Formé dans les années 1960 en apprentissage chez un carrossier industriel strasbourgeois, après avoir exploité une affaire de réparation d'automobiles dans le nord de l'Alsace et vendu des motos de cross Husqvarna, Hubert Haberbusch s'est installé à Strasbourg en 1989. Fasciné par les collections du Musée national de l'automobile à Mulhouse, il est aussi devenu vice-président de la Fédération française des véhicules d'époque, en charge des métiers et des formations. En 2010, il s'est trouvé embarqué "par hasard" à l'exposition universelle de Shanghai. Les conservateurs d'un musée de l'auto local, en manque d'expertise sur leurs collections européennes, ont voulu l'embaucher. Il a refusé le job en Chine, privilégiant les contacts avec ses clients en Alsace, parfois en Suisse ou en Belgique. L'un d'eux, monomaniaque, a rassemblé tous les millésimes des Traction 15 en version anglaise (volant à droite). Un autre lui a commandé une réplique de la Renault 4 CV de son enfance, sous forme d'exercice de style en aluminium brut. Récemment, le ministère de la Culture lui a confié la restauration d'une Panhard 1936, en piteux état, pour le musée du Château de Compiègne.

"Parfois, les clients sont fous avec leurs jouets d'adultes. Ici, il n'y a pas de spéculateurs. Je flaire tout de suite les propriétaires qui voudraient réaliser une opération financière. Ils peuvent aller voir ailleurs", promet Hubert Haberbusch, qui se vante de ne posséder aucune voiture de collection.

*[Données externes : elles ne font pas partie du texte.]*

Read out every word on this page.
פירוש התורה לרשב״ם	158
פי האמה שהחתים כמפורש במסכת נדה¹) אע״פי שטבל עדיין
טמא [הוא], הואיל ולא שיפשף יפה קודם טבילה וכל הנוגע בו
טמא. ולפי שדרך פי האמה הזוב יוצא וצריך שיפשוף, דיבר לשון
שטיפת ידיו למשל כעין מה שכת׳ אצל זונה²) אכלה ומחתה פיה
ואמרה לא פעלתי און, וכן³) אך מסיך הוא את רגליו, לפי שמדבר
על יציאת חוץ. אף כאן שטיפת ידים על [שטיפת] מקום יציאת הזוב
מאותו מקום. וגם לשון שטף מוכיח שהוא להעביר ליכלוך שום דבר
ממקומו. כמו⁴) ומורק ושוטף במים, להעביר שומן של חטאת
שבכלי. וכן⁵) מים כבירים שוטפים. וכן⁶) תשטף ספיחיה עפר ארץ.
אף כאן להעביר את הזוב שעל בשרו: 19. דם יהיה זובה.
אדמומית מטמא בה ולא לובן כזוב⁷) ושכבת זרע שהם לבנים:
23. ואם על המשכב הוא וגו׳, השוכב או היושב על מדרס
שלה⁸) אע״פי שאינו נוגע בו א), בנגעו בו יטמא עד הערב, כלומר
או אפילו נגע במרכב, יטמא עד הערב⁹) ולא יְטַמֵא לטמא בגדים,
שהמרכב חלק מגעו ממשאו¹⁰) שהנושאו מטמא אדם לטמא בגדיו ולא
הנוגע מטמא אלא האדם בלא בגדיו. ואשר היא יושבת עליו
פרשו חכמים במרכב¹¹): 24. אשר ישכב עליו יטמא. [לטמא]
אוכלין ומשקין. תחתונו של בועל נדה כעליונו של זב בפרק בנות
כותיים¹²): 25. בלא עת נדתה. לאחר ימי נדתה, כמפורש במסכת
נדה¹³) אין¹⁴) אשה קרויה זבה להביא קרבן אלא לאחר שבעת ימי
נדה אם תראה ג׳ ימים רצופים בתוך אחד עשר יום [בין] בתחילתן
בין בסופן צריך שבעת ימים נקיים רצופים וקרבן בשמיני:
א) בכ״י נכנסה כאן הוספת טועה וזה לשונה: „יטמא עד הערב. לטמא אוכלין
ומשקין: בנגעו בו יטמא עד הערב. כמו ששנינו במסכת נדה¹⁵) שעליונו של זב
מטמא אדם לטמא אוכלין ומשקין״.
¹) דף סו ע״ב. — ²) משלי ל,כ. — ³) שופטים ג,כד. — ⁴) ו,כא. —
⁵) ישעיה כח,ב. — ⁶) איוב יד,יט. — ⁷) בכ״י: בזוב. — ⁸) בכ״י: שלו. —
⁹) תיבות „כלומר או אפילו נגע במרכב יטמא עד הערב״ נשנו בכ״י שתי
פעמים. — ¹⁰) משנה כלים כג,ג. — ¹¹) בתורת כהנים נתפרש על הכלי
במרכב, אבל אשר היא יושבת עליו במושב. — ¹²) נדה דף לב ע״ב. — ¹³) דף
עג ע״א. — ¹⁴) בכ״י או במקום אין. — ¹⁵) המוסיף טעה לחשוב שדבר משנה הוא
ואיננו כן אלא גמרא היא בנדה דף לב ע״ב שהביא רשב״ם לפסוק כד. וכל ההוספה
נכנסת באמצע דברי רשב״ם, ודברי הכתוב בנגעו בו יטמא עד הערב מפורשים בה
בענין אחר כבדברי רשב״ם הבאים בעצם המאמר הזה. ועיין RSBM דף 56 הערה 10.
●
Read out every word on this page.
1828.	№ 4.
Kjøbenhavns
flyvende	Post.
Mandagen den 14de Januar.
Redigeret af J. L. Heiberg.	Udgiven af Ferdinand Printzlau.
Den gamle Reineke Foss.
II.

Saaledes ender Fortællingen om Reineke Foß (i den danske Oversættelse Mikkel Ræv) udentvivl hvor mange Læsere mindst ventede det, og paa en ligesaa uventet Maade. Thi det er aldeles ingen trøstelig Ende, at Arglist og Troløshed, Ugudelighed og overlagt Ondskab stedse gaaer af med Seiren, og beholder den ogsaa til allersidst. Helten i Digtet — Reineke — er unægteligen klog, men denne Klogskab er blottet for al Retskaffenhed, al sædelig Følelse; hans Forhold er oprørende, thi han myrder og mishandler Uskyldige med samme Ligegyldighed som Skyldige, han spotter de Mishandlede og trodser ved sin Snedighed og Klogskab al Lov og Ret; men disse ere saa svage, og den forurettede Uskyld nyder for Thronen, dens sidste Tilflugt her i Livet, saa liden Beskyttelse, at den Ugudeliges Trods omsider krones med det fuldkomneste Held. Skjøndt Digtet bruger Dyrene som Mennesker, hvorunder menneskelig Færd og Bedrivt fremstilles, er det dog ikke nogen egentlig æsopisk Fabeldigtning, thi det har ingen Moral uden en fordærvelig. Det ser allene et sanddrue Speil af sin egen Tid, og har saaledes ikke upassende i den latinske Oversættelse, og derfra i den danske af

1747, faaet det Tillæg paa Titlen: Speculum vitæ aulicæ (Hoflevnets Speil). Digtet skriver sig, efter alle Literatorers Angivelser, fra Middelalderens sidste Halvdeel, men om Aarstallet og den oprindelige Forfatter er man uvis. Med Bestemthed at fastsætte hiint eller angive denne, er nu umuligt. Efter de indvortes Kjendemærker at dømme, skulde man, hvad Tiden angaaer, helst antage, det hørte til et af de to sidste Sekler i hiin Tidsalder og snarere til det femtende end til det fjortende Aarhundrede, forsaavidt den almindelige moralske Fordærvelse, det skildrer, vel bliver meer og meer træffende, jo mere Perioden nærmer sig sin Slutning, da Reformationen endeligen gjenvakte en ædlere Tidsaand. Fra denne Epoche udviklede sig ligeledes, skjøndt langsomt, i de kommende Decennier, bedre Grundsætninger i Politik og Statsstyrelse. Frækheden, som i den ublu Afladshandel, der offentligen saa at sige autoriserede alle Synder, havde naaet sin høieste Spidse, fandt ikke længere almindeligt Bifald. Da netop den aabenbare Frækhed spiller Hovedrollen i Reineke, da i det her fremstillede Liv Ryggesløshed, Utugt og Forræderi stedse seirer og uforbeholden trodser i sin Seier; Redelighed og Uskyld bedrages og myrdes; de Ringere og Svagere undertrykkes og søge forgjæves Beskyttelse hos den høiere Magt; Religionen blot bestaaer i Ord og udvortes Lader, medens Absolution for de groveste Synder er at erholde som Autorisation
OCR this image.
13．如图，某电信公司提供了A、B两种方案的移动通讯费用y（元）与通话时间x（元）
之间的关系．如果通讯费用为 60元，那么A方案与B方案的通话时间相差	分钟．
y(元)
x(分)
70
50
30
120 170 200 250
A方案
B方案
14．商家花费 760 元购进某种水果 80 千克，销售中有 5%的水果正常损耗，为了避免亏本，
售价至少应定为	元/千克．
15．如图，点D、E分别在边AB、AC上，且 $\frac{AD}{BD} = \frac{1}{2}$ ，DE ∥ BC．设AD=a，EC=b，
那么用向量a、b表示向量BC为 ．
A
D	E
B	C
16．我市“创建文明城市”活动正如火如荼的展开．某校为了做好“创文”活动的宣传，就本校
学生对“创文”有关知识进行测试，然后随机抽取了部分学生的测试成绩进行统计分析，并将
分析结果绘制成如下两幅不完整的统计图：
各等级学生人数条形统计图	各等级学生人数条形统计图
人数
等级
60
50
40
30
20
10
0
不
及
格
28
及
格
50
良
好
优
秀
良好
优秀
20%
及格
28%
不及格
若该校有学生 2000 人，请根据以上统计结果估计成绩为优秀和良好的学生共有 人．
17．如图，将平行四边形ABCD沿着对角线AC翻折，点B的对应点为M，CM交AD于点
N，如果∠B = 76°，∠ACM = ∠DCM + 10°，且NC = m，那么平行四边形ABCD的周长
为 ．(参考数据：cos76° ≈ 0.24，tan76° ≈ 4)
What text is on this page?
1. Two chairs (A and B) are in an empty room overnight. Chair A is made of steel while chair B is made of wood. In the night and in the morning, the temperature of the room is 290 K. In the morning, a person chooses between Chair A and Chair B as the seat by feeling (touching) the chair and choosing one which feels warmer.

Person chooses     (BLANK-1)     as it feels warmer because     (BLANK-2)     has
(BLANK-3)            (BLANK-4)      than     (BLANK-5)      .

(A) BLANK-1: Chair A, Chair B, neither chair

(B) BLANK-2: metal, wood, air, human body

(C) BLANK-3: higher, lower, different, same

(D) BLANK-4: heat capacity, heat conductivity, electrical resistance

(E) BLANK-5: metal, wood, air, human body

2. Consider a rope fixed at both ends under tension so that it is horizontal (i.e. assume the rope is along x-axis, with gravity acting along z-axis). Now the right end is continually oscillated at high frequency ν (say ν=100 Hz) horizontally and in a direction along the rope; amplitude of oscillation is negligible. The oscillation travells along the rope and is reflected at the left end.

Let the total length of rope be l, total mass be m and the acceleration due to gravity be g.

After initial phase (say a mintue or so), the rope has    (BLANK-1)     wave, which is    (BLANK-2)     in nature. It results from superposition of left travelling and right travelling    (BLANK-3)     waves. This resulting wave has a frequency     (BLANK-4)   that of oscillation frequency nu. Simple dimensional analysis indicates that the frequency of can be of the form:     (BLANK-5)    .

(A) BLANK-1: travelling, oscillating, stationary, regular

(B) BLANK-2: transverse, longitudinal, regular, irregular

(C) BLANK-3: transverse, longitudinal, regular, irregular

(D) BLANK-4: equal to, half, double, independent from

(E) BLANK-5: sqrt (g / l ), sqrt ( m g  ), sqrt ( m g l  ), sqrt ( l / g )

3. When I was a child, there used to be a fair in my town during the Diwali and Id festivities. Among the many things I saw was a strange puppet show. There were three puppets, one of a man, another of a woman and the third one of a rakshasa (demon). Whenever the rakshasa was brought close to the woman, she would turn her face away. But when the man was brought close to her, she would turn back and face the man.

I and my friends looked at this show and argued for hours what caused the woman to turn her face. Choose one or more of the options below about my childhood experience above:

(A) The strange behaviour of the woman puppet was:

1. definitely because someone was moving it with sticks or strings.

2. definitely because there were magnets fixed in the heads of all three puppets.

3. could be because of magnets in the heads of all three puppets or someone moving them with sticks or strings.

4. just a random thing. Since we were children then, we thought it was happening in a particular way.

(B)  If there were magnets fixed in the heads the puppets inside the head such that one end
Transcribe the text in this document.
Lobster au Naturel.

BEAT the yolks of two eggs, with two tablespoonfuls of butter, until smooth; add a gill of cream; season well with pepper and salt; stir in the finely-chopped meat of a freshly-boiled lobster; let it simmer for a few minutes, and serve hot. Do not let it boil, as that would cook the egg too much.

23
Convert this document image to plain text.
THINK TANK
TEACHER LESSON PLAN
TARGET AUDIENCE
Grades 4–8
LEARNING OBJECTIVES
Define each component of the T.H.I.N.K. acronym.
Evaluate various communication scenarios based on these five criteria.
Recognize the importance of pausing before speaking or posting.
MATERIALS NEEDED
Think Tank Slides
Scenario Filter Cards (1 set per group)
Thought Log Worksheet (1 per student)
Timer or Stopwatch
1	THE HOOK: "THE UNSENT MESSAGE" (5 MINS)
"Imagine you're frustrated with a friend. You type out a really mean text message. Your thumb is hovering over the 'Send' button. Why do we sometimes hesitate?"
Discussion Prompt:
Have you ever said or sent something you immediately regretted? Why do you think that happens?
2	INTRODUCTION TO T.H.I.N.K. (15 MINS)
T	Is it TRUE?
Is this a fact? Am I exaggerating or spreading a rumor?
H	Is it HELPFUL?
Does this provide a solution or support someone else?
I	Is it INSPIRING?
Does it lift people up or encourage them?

A 67 ans, le créateur de l'atelier HH Services passera la main cet automne à deux de ses salariés. Les repreneurs, Romain Gougenot et Isaak Rensing, sont trentenaires. Ils ont intégré l'entreprise strasbourgeoise depuis une dizaine d'années. Rien ou presque ne devrait changer avec les nouveaux propriétaires, qui reprennent une affaire saine et pourront même s'offrir le luxe de choisir leurs clients. "On n'a pas eu besoin de s'endetter pour racheter l'entreprise. On a seulement réduit le capital", explique Romain, dont le profil commercial semble compléter le savoir-faire manuel d'Isaak, plus discret. Retiré des affaires, Hubert Haberbusch aimerait s'impliquer davantage dans ses relations avec les musées.